Version 2023.1.1
New Features
Detection Improvements
- LLAM-9973: Improved detection of IcedID malware
- LLAM-10022: Improved detection of PoshC2 Implants
- LLAM-10048: Improved detection of DDoS Agent
- LLAM-10049: Improved detection of a Shellcode Loader
- LLAM-10099: Improved detection of PlugX malware
- LLAM-10294: Detection of silent command execution from a LNK file (informational)
- LLAM-10295: Improved detection of JuicyPotato hacktool
- LLAM-10296: Improved detection of FScan hacktool
- LLAM-10297: Improved detection of Goon hacktool
- LLAM-10318: Improved detection of a Webshell used by Dalbit APT group
- LLAM-10324: Improved detection of 3CS Supply Chain Attack malware
Deprecation of API Methods
The Lastline API documentation includes a deprecation schedule for deprecated Lastline API methods, as well as information on how to replace usage of these deprecated methods with supported methods.

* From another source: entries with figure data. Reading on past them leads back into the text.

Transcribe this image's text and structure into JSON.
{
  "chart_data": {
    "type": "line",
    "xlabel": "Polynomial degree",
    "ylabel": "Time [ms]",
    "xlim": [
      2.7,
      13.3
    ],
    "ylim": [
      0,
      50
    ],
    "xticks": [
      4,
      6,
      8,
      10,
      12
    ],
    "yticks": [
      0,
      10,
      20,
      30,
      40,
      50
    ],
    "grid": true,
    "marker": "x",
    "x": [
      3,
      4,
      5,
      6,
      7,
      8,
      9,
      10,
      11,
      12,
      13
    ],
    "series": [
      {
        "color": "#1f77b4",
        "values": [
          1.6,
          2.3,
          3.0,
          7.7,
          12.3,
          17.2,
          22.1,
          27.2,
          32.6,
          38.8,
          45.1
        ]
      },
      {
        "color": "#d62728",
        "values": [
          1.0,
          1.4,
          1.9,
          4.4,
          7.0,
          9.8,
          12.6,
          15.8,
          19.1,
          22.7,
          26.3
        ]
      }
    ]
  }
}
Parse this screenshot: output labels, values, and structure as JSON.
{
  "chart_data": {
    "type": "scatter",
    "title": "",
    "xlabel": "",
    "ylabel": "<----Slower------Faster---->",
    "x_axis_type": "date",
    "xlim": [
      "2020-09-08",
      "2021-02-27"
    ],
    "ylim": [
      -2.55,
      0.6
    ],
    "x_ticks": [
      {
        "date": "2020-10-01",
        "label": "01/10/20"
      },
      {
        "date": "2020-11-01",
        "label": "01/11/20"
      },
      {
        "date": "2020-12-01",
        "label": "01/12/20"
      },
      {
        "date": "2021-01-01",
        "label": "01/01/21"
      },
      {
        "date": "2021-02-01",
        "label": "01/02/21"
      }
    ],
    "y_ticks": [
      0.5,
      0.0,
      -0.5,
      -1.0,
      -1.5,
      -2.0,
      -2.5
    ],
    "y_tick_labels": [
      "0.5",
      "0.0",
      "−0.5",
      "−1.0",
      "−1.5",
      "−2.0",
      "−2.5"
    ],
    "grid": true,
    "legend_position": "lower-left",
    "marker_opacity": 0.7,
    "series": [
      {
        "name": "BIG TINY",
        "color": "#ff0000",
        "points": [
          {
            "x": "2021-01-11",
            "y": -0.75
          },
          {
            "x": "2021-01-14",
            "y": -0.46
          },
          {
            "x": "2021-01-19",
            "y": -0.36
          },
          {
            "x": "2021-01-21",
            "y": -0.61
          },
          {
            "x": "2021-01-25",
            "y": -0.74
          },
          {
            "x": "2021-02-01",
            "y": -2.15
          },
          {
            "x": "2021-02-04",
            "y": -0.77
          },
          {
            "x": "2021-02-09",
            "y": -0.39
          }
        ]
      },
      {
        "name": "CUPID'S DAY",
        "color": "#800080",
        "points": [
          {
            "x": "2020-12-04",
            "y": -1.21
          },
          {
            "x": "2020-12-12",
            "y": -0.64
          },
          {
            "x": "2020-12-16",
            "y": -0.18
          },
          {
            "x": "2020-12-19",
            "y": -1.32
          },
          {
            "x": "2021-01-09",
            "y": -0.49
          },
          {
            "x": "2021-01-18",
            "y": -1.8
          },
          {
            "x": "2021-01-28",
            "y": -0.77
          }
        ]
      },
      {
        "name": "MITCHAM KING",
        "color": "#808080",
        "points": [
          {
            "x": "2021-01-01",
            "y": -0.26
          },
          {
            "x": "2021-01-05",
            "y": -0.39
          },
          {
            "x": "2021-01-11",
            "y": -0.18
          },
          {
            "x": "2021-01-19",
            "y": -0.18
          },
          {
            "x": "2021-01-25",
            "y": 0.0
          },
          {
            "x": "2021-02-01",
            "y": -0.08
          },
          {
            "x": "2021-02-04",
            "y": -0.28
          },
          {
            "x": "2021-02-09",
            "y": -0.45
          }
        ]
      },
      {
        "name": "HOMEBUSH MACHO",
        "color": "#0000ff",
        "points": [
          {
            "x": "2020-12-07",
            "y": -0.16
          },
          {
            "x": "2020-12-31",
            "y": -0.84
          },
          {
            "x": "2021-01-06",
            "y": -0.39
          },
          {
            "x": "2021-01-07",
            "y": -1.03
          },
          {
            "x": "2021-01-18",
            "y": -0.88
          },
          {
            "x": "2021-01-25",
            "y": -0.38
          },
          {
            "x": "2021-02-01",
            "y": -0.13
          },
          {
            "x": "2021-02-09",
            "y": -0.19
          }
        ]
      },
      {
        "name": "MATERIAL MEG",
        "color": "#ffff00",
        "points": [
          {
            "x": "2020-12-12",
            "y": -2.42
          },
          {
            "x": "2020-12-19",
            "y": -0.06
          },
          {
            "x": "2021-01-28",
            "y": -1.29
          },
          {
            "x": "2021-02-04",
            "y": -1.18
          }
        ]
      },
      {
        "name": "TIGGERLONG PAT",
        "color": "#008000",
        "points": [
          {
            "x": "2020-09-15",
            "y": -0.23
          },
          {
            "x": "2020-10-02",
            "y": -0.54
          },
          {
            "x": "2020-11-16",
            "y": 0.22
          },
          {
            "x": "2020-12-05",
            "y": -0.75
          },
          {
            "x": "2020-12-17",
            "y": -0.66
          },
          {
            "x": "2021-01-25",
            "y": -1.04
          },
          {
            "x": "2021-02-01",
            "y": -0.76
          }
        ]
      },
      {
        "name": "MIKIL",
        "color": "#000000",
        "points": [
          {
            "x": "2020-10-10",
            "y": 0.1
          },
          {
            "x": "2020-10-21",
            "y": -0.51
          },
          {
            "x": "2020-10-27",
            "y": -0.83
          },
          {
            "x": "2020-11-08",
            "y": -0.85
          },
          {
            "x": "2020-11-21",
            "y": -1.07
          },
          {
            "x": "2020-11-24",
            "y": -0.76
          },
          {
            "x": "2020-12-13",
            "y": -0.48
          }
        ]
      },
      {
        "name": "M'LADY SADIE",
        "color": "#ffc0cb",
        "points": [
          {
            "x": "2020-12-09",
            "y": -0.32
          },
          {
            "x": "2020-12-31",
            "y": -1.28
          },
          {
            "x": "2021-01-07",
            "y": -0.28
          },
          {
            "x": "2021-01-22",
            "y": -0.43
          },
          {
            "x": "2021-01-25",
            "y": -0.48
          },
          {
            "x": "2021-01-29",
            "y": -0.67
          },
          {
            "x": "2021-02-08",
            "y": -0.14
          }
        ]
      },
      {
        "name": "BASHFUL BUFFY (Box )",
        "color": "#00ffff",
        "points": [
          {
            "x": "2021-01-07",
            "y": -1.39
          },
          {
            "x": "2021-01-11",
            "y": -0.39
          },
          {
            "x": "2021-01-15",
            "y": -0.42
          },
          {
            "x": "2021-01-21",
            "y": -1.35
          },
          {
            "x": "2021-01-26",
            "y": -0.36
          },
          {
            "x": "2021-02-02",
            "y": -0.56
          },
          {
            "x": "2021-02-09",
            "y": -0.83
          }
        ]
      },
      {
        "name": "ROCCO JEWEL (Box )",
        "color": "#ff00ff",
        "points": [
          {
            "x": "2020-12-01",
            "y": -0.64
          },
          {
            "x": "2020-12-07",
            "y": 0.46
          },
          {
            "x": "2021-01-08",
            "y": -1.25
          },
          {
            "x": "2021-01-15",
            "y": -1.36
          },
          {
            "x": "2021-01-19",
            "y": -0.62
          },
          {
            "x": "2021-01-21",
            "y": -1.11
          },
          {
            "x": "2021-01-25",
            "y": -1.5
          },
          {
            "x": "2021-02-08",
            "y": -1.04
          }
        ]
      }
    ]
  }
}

Released Appliance Versions
As part of this release, we are making available the following versions of Lastline appliances for use with Lastline Enterprise Hosted:
Lastline Sensor version 1350.1
Distribution Upgrade
Sensor version 1220 was the final version to support Ubuntu Xenial as our operating system distribution. In order to upgrade to 1350, you must be running Bionic as the operating system distribution. You can check the distribution in use by an appliance in the Appliance Status view of the portal. The "Base Distribution" listed should be "bionic". If it is "xenial", the appliance distribution needs to be upgraded. For help on the upgrade process, please refer to the following instructions. This update is not done automatically to prevent unexpected downtime.